The farm had a great driveway probably about 150 years ago, that's not meant to be a joke, seriously the last evidence of this placing having a good driveway is a sepia tone photograph of folks in period dress, a guy in a rocking chair and a horse n' buggy. Gravel had been put down from time to time over the years so the basic foundation of a driveway existed but it was very muddy and washed out. Based on that old photograph and the way the grass grew in we could see that the drive used to curve around the front and then go back along the side of the house. We could not replicate the exact front circle because a couple 100' pines grew in the way over the last century, but we created an amoeba like approximation which really ended up looking good. There are right and proper ways to make a driveway and there are less proper ways and then there are hybrid versions like we opted for. Purists will tell you that a base coarse needs to be put down then weed fabric then various grading and edging. Those purists probably don't have to deal with driveways that are over 1000' long very often, we opted for the more old fashioned way, put down gravel and then drive on it a lot and regrade from time to time. Eventually we will put in belgian block edging but at a cost of about $5 a foot times over 2,000' of edging, well, you do the math. Ermela came up with the great idea of using thin cinder blocks as the temporary edging, at a cost of less than a $1 a foot and capable of holding plants in the holes (we will be planting trailing thyme in each and every hole - three holes per block, you do the math) they turned out to be perfect. They do break if hit with a plow or backed over by a heavy truck, but we think they will tide us over until we win the lottery.
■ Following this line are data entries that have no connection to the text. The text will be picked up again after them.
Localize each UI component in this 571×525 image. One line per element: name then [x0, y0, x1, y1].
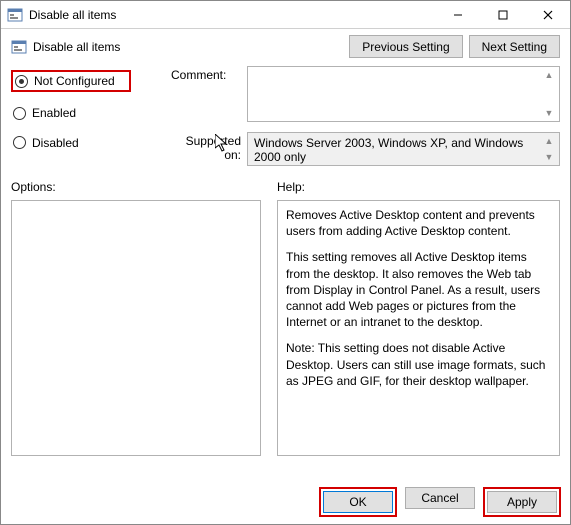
policy-icon — [11, 39, 27, 55]
state-radio-group: Not Configured Enabled Disabled — [11, 66, 161, 166]
help-paragraph: This setting removes all Active Desktop … — [286, 249, 551, 330]
chevron-down-icon[interactable]: ▼ — [541, 107, 557, 119]
radio-enabled-label: Enabled — [32, 106, 76, 120]
supported-on-value: Windows Server 2003, Windows XP, and Win… — [254, 136, 523, 164]
close-button[interactable] — [525, 1, 570, 29]
cancel-button[interactable]: Cancel — [405, 487, 475, 509]
window-title: Disable all items — [29, 8, 116, 22]
help-paragraph: Removes Active Desktop content and preve… — [286, 207, 551, 239]
supported-on-box: Windows Server 2003, Windows XP, and Win… — [247, 132, 560, 166]
radio-not-configured-label: Not Configured — [34, 74, 115, 88]
help-paragraph: Note: This setting does not disable Acti… — [286, 340, 551, 389]
title-bar: Disable all items — [1, 1, 570, 29]
policy-icon — [7, 7, 23, 23]
radio-not-configured[interactable] — [15, 75, 28, 88]
dialog-footer: OK Cancel Apply — [319, 487, 561, 517]
supported-label: Supported on: — [171, 132, 247, 162]
help-panel: Removes Active Desktop content and preve… — [277, 200, 560, 456]
next-setting-button[interactable]: Next Setting — [469, 35, 560, 58]
comment-label: Comment: — [171, 66, 247, 82]
maximize-button[interactable] — [480, 1, 525, 29]
minimize-button[interactable] — [435, 1, 480, 29]
chevron-down-icon[interactable]: ▼ — [541, 151, 557, 163]
apply-button[interactable]: Apply — [487, 491, 557, 513]
radio-enabled[interactable] — [13, 107, 26, 120]
ok-button[interactable]: OK — [323, 491, 393, 513]
radio-disabled-label: Disabled — [32, 136, 79, 150]
options-heading: Options: — [11, 180, 261, 194]
header-row: Disable all items Previous Setting Next … — [1, 29, 570, 66]
previous-setting-button[interactable]: Previous Setting — [349, 35, 462, 58]
radio-disabled[interactable] — [13, 136, 26, 149]
chevron-up-icon[interactable]: ▲ — [541, 69, 557, 81]
header-title: Disable all items — [33, 40, 120, 54]
options-panel — [11, 200, 261, 456]
chevron-up-icon[interactable]: ▲ — [541, 135, 557, 147]
help-heading: Help: — [261, 180, 560, 194]
comment-input[interactable]: ▲ ▼ — [247, 66, 560, 122]
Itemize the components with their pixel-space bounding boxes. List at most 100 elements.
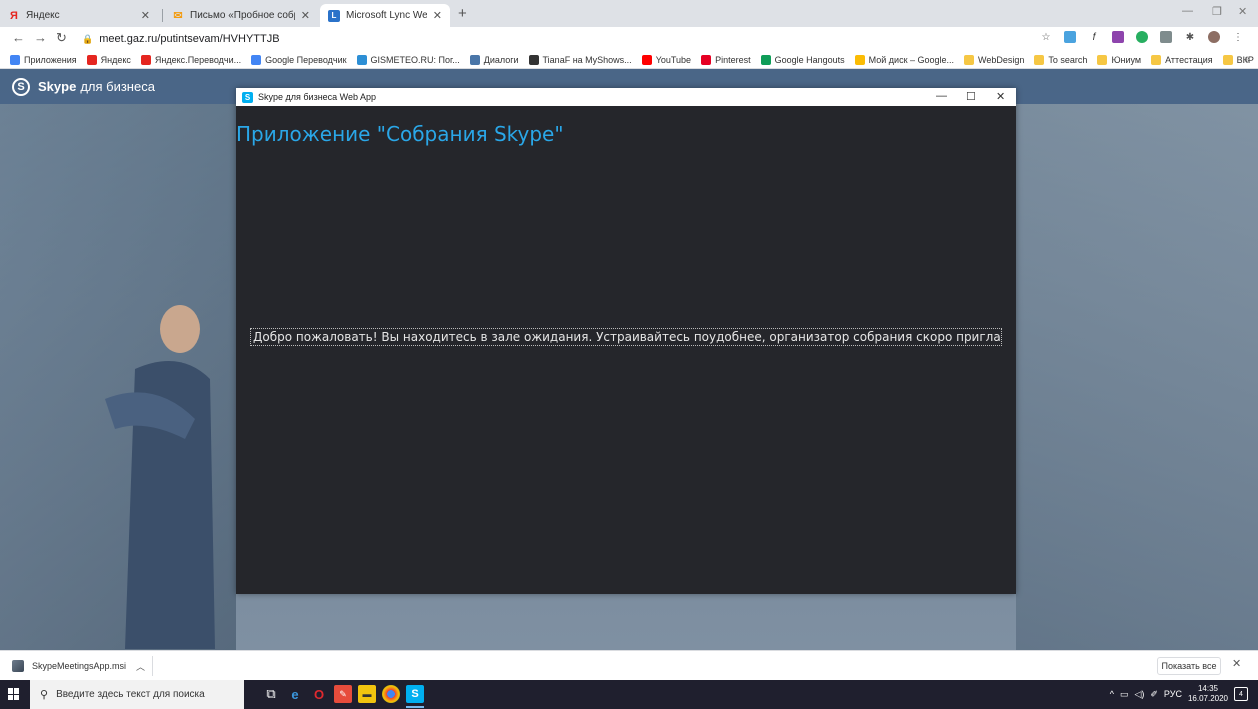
bookmark-icon [251, 54, 262, 65]
search-icon: ⚲ [40, 689, 49, 701]
menu-icon[interactable]: ⋮ [1232, 31, 1244, 43]
bookmark-label: GISMETEO.RU: Пог... [370, 54, 460, 65]
bookmark-item[interactable]: TianaF на MyShows... [528, 54, 632, 65]
windows-start-icon[interactable] [8, 688, 20, 700]
bookmark-label: To search [1048, 54, 1088, 65]
background-photo [1016, 104, 1258, 650]
installer-file-icon [12, 660, 24, 672]
maximize-icon[interactable]: ☐ [966, 90, 976, 103]
app-window-title: Skype для бизнеса Web App [258, 92, 377, 102]
new-tab-button[interactable]: + [458, 5, 467, 22]
tab-title: Яндекс [26, 10, 60, 21]
bookmark-item[interactable]: Мой диск – Google... [854, 54, 954, 65]
puzzle-icon[interactable]: ✱ [1184, 31, 1196, 43]
bookmark-icon [1151, 54, 1162, 65]
bookmark-label: TianaF на MyShows... [542, 54, 632, 65]
browser-toolbar: ← → ↻ 🔒 meet.gaz.ru/putintsevam/HVHYTTJB… [0, 27, 1258, 51]
bookmark-item[interactable]: Диалоги [469, 54, 519, 65]
extension-icon[interactable] [1112, 31, 1124, 43]
bookmark-item[interactable]: Приложения [10, 54, 77, 65]
language-indicator[interactable]: РУС [1164, 689, 1182, 699]
tab-lync[interactable]: L Microsoft Lync Web App ✕ [320, 4, 450, 27]
extension-icon[interactable] [1064, 31, 1076, 43]
bookmark-label: Аттестация [1165, 54, 1213, 65]
bookmark-item[interactable]: Юниум [1097, 54, 1141, 65]
windows-taskbar: ⚲ Введите здесь текст для поиска ⧉ e O ✎… [0, 680, 1258, 709]
yandex-icon: Я [10, 9, 18, 22]
chevron-up-icon[interactable]: ︿ [136, 660, 145, 673]
browser-tab-strip: Я Яндекс ✕ ✉ Письмо «Пробное собрание» —… [0, 0, 1258, 27]
network-icon[interactable]: ▭ [1120, 689, 1129, 700]
tab-mail[interactable]: ✉ Письмо «Пробное собрание» — ✕ [164, 4, 318, 27]
tab-title: Microsoft Lync Web App [346, 10, 427, 21]
bookmark-item[interactable]: To search [1034, 54, 1088, 65]
lock-icon: 🔒 [82, 33, 94, 44]
download-bar: SkypeMeetingsApp.msi ︿ Показать все ✕ [0, 650, 1258, 680]
minimize-icon[interactable]: — [1182, 5, 1193, 17]
close-icon[interactable]: ✕ [301, 9, 310, 22]
bookmark-icon [701, 54, 712, 65]
star-icon[interactable]: ☆ [1040, 31, 1052, 43]
minimize-icon[interactable]: — [936, 90, 947, 102]
download-item[interactable]: SkypeMeetingsApp.msi ︿ [12, 657, 145, 675]
back-icon[interactable]: ← [12, 30, 25, 45]
bookmark-icon [760, 54, 771, 65]
bookmark-item[interactable]: Google Переводчик [251, 54, 347, 65]
edge-icon[interactable]: e [286, 685, 304, 703]
close-icon[interactable]: ✕ [433, 9, 442, 22]
restore-icon[interactable]: ❐ [1212, 5, 1222, 18]
bookmark-item[interactable]: Аттестация [1151, 54, 1213, 65]
opera-icon[interactable]: O [310, 685, 328, 703]
skype-logo-icon: S [12, 77, 30, 96]
divider [152, 656, 153, 676]
avatar[interactable] [1208, 31, 1220, 43]
bookmark-icon [356, 54, 367, 65]
bookmark-item[interactable]: WebDesign [964, 54, 1024, 65]
task-view-icon[interactable]: ⧉ [262, 685, 280, 703]
show-all-button[interactable]: Показать все [1157, 657, 1221, 675]
notification-icon[interactable]: 4 [1234, 687, 1248, 701]
app-heading: Приложение "Собрания Skype" [236, 122, 564, 146]
bookmark-item[interactable]: Google Hangouts [760, 54, 845, 65]
bookmark-item[interactable]: Яндекс [86, 54, 131, 65]
brand-rest: для бизнеса [80, 79, 155, 94]
bookmark-label: Диалоги [483, 54, 519, 65]
taskbar-search-input[interactable]: ⚲ Введите здесь текст для поиска [30, 680, 244, 709]
bookmark-item[interactable]: Яндекс.Переводчи... [140, 54, 242, 65]
bookmark-label: Google Hangouts [774, 54, 845, 65]
pen-icon[interactable]: ✐ [1150, 689, 1158, 700]
close-icon[interactable]: ✕ [996, 90, 1005, 103]
close-icon[interactable]: ✕ [1232, 657, 1241, 670]
skype-icon: S [242, 91, 253, 103]
tab-separator [162, 9, 163, 22]
chrome-icon[interactable] [382, 685, 400, 703]
download-file-name: SkypeMeetingsApp.msi [32, 661, 127, 671]
extension-icon[interactable] [1160, 31, 1172, 43]
extension-icon[interactable] [1136, 31, 1148, 43]
brand-bold: Skype [38, 79, 77, 94]
skype-icon[interactable]: S [406, 685, 424, 708]
waiting-room-message: Добро пожаловать! Вы находитесь в зале о… [250, 328, 1002, 346]
forward-icon[interactable]: → [34, 30, 47, 45]
tab-yandex[interactable]: Я Яндекс ✕ [0, 4, 158, 27]
volume-icon[interactable]: ◁) [1134, 689, 1144, 700]
clock-time: 14:35 [1197, 684, 1218, 693]
bookmark-icon [86, 54, 97, 65]
clock[interactable]: 14:35 16.07.2020 [1188, 684, 1228, 704]
close-icon[interactable]: ✕ [141, 9, 150, 22]
app-window-titlebar[interactable]: S Skype для бизнеса Web App — ☐ ✕ [236, 88, 1016, 106]
bookmark-label: Яндекс.Переводчи... [154, 54, 242, 65]
chevron-up-icon[interactable]: ^ [1110, 689, 1114, 699]
bookmarks-overflow-button[interactable]: » [1244, 54, 1250, 65]
bookmark-icon [1222, 54, 1233, 65]
bookmark-item[interactable]: GISMETEO.RU: Пог... [356, 54, 460, 65]
reload-icon[interactable]: ↻ [56, 30, 67, 46]
app-icon[interactable]: ✎ [334, 685, 352, 703]
bookmark-item[interactable]: YouTube [641, 54, 691, 65]
font-extension-icon[interactable]: f [1088, 31, 1100, 43]
bookmark-item[interactable]: Pinterest [701, 54, 751, 65]
bookmark-label: Яндекс [100, 54, 131, 65]
bookmarks-bar: Приложения Яндекс Яндекс.Переводчи... Googl… [0, 51, 1258, 69]
close-window-icon[interactable]: ✕ [1238, 5, 1247, 18]
file-explorer-icon[interactable]: ▬ [358, 685, 376, 703]
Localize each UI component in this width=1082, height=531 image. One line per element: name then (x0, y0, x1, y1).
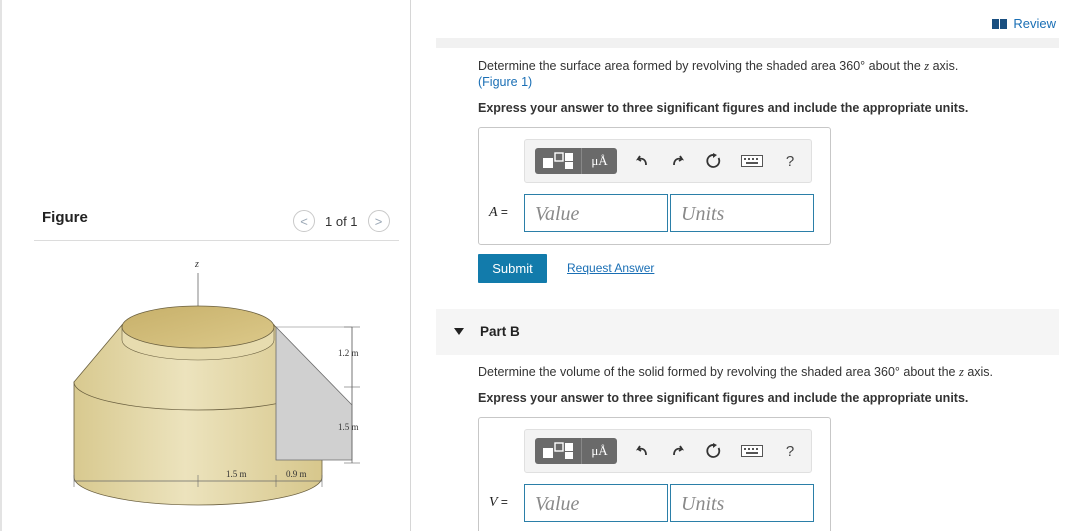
templates-button[interactable] (535, 148, 581, 174)
units-button[interactable]: μÅ (581, 438, 617, 464)
help-icon[interactable]: ? (779, 148, 801, 174)
reset-icon[interactable] (703, 148, 725, 174)
part-b-variable: V = (489, 495, 508, 511)
redo-icon[interactable] (667, 438, 689, 464)
prev-figure-button[interactable]: < (293, 210, 315, 232)
reset-icon[interactable] (703, 438, 725, 464)
part-b-units-input[interactable]: Units (670, 484, 814, 522)
figure-pager: < 1 of 1 > (293, 210, 390, 232)
part-b-answer-box: μÅ ? V = Value Units (478, 417, 831, 531)
part-b-question-text: Determine the volume of the solid formed… (478, 365, 959, 379)
part-a-header-bar (436, 38, 1059, 48)
chevron-right-icon: > (374, 213, 383, 229)
shaded-area (275, 326, 353, 461)
next-figure-button[interactable]: > (367, 210, 390, 232)
part-b-question-end: axis. (963, 365, 994, 379)
submit-button[interactable]: Submit (478, 254, 547, 283)
help-icon[interactable]: ? (779, 438, 801, 464)
undo-icon[interactable] (631, 438, 653, 464)
figure-image: z 1.2 m 1.5 m 1.5 m 0.9 m (73, 259, 360, 506)
part-a-value-input[interactable]: Value (524, 194, 668, 232)
part-b-instruction: Express your answer to three significant… (478, 391, 969, 405)
templates-icon (543, 152, 573, 169)
keyboard-icon[interactable] (739, 438, 765, 464)
z-axis-label: z (194, 259, 199, 270)
request-answer-link[interactable]: Request Answer (567, 261, 654, 275)
templates-icon (543, 442, 573, 459)
figure-title: Figure (42, 209, 88, 226)
part-b-toolbar: μÅ ? (524, 429, 812, 473)
dim-bottom-mid: 0.9 m (286, 469, 307, 479)
templates-button[interactable] (535, 438, 581, 464)
review-label: Review (1013, 16, 1056, 31)
figure-divider (34, 240, 399, 241)
units-button[interactable]: μÅ (581, 148, 617, 174)
dim-bottom-left: 1.5 m (226, 469, 247, 479)
part-a-instruction: Express your answer to three significant… (478, 101, 969, 115)
review-link[interactable]: Review (992, 16, 1056, 31)
figure-panel: Figure < 1 of 1 > z 1.2 m 1.5 m 1.5 m 0.… (0, 0, 411, 531)
undo-icon[interactable] (631, 148, 653, 174)
part-b-var-letter: V (489, 495, 498, 510)
part-b-header[interactable]: Part B (436, 309, 1059, 355)
redo-icon[interactable] (667, 148, 689, 174)
part-a-units-input[interactable]: Units (670, 194, 814, 232)
part-b-question: Determine the volume of the solid formed… (478, 365, 993, 380)
part-a-question-text: Determine the surface area formed by rev… (478, 59, 925, 73)
part-b-value-input[interactable]: Value (524, 484, 668, 522)
top-face (121, 305, 275, 349)
dim-top-right: 1.2 m (338, 348, 359, 358)
book-icon (992, 18, 1008, 29)
part-b-title: Part B (480, 324, 520, 339)
part-a-toolbar: μÅ ? (524, 139, 812, 183)
part-a-question-end: axis. (929, 59, 959, 73)
part-a-var-letter: A (489, 205, 498, 220)
figure-1-link[interactable]: (Figure 1) (478, 75, 532, 89)
part-a-question: Determine the surface area formed by rev… (478, 59, 958, 74)
part-a-answer-box: μÅ ? A = Value Units (478, 127, 831, 245)
part-a-variable: A = (489, 205, 508, 221)
caret-down-icon (454, 328, 464, 335)
dim-bottom-right: 1.5 m (338, 422, 359, 432)
keyboard-icon[interactable] (739, 148, 765, 174)
chevron-left-icon: < (300, 213, 308, 229)
pager-label: 1 of 1 (325, 213, 358, 229)
part-b-var-eq: = (497, 495, 508, 509)
part-a-var-eq: = (497, 205, 508, 219)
What follows is really just a lot of pictures of the whole family pitching in to bring this project together. In short, we used a trencher to cut the channels and the driveway shape. We then put the cinder blocks in the channel, back filled and brought in gravel. Sounds easy right? Wrong, it was a bloody nightmare, especially because Graham thought he could move the 220 tons of gravel on his hand. You heard that right, genius over there tried to move 4 million pounds of gravel, it didn't happen. The gravel company owner watched for about 2 hours with a little smile on his face until Graham and Donald could barely move and then he drove his dozer over and moved the rest of the stone in no time.

A big thank you to the whole family that came out over the holidays to pitch in and help, this was hard, heavy work. And a word to the wise, if you try this yourself, practice with the trencher a bit and try to find one that is capable of making turns.